Trouver ce que l’on cherche est toujours une satisfaction. Je me demande si je vais pouvoir identifier des descendants d’Étienne, ou au moins recueillir des pistes pour progresser. Je déchiffre colonne après colonne, car toute information est bonne à prendre. Celles de la page de gauche ne m’apprennent rien de nouveau : Étienne était commerçant, il est mort à l’âge de 73 ans le 11 avril 1946, il habitait 1 rue Nérard, et il était l’époux de « Ferrolier ». J’arrive sur la deuxième page… quasiment complètement vide… Pff… Seule la colonne « date du certificat » comporte un tampon « répertoire : néant ». Me voilà bien avancée… Pourquoi la colonne qui listerait les noms de ses héritiers ou légataires, et les biens qu’il a laissés, reste-t-elle vide ? Pourquoi celle précisant les dates et numéros des déclarations des successions l’est-elle aussi… C’est agaçant ! Pour me consoler, je vois que c’est le cas de la majorité des autres lignes, mais c’est toujours frustrant de ne pas avoir d’information alors qu’on pourrait en avoir une ! J’ai déjà rencontré ce type de lacunes administratives : soit l’employé n’a pas fait son travail et tout le monde s’en fout, soit il n’a pas eu les moyens de le réaliser, et ça ne dérange personne ou personne n’a pu y remédier. Dans tous les cas, plus de soixante-dix ans plus tard, je me retrouve face à un vide frustrant. Cela m’énerve, tout comme cela m’avait énervé lorsque j’avais cherché en vain, dans le même type de registre, les héritiers d’un aïeul décédé quelques années après sa femme et laissant au moins deux enfants orphelins. Je maugrée et tapote mon bureau avec quatre doigts de la main gauche.
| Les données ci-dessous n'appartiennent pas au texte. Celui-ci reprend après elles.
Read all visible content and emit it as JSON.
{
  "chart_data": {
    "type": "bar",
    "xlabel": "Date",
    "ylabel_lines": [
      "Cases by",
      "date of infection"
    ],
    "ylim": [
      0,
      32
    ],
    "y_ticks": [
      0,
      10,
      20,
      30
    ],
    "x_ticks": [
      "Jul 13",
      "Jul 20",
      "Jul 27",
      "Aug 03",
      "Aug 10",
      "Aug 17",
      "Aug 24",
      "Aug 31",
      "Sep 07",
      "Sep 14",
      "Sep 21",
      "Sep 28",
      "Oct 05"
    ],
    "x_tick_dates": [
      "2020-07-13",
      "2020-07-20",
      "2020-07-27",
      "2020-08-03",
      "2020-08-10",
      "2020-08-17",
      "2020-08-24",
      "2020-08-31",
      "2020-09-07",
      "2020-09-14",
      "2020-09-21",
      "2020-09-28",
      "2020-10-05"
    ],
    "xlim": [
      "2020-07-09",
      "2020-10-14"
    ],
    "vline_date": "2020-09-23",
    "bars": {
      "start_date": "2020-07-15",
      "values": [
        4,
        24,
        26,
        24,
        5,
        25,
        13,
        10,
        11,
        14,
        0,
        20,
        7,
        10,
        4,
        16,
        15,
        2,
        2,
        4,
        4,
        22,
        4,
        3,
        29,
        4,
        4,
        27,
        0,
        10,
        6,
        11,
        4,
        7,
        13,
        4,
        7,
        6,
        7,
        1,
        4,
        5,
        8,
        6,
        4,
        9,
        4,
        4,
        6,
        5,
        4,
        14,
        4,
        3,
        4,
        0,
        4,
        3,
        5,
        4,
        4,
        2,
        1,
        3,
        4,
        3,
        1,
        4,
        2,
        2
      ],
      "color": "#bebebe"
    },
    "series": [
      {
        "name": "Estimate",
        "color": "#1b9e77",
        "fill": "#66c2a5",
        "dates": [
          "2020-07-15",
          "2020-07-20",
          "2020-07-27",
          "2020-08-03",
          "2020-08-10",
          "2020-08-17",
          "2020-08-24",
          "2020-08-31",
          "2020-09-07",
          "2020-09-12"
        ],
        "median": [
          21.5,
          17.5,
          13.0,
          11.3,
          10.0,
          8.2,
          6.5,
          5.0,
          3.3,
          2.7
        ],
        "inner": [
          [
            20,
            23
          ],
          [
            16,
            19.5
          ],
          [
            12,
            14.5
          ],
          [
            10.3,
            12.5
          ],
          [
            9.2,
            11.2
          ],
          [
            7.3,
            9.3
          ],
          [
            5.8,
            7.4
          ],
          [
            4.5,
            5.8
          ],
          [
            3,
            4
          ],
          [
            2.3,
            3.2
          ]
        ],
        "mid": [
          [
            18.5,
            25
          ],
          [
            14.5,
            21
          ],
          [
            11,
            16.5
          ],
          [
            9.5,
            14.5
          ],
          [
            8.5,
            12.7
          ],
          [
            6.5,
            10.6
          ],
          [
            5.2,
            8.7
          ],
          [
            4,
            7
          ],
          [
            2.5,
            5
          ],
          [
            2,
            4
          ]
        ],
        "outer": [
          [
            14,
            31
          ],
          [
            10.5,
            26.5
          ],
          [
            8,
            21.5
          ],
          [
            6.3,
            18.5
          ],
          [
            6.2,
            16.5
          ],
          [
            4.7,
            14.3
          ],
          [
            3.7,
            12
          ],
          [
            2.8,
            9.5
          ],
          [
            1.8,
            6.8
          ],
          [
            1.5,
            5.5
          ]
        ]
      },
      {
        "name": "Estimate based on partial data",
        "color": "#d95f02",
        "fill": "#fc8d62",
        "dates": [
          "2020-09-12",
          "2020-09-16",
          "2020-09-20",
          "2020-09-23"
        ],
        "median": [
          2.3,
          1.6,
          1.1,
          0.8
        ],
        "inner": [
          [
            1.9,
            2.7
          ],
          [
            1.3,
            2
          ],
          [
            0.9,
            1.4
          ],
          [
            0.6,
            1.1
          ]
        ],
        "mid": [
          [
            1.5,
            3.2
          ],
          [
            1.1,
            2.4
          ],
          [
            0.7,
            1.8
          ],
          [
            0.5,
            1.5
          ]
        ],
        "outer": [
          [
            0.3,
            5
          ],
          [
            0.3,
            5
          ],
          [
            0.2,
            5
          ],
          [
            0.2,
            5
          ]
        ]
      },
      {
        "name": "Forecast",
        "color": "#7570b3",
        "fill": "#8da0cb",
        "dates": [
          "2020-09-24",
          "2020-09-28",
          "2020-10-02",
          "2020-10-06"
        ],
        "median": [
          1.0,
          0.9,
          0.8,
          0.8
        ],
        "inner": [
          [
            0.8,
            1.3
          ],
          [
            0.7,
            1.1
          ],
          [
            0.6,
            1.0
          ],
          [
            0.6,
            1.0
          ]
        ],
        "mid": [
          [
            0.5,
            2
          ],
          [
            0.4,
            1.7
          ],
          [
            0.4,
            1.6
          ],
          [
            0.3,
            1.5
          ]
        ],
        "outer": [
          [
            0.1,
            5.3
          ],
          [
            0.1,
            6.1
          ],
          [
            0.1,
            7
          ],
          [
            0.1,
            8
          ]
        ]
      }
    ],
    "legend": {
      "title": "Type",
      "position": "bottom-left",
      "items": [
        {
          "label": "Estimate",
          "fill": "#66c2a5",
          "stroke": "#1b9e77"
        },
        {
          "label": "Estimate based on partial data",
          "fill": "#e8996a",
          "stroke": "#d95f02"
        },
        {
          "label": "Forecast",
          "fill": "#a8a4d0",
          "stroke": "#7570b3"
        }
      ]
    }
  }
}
— Tu fais de la généalogie, toi, on dirait !, me lance Vincent, qui passe à côté de mon bureau au moment où je râle tout haut.
— Tout à fait ! Chaque fois, c’est pareil : je suis contente de m’y mettre et j’imagine déjà trouver la poule aux œufs d’or, et parce que quelqu’un a mal fait son boulot, ma solution tombe à l’eau. Je ne sais pas pourquoi je continue la généalogie…
— Tu es sûre ? C’est pas toi qui sautes au plafond quand tu résous une énigme après t’être creusé les méninges pendant des jours et des semaines ?, m’encourage Vincent. Et puis tout tomberait tout cuit dans la bouche, ça serait beaucoup moins drôle !
— C’est pas faux. Heureusement que tu es là pour me le rappeler, merci !
Ragaillardie par les encouragements de Vincent, je réfléchis cinq minutes pour trouver une autre piste. Quel type de source vais-je pouvoir consulter pour finalement trouver les héritiers d’Étienne et ses éventuels descendants ? Mais je sèche, n’étant pas habituée aux recherches généalogiques descendantes au xxe siècle. De toute façon, je n’ai plus trop de temps, laisser les idées venir sans y penser est préférable. Plus d’une fois, un éclair a jailli de mon esprit alors que je ne cherchais plus à résoudre une énigme. Je pourrai informer Maryse de mes non-résultats plus tard, il n’y a pas d’urgence vu leur contenu.
De toute façon, je suis confiante pour mes prochaines recherches, grâce à une piste que j’ai découverte sur le site internet des archives municipales de Lyon. En effet, j’ai remarqué que les convois funéraires sont en ligne. Je devrais pouvoir identifier le cimetière dans lequel Étienne a été inhumé.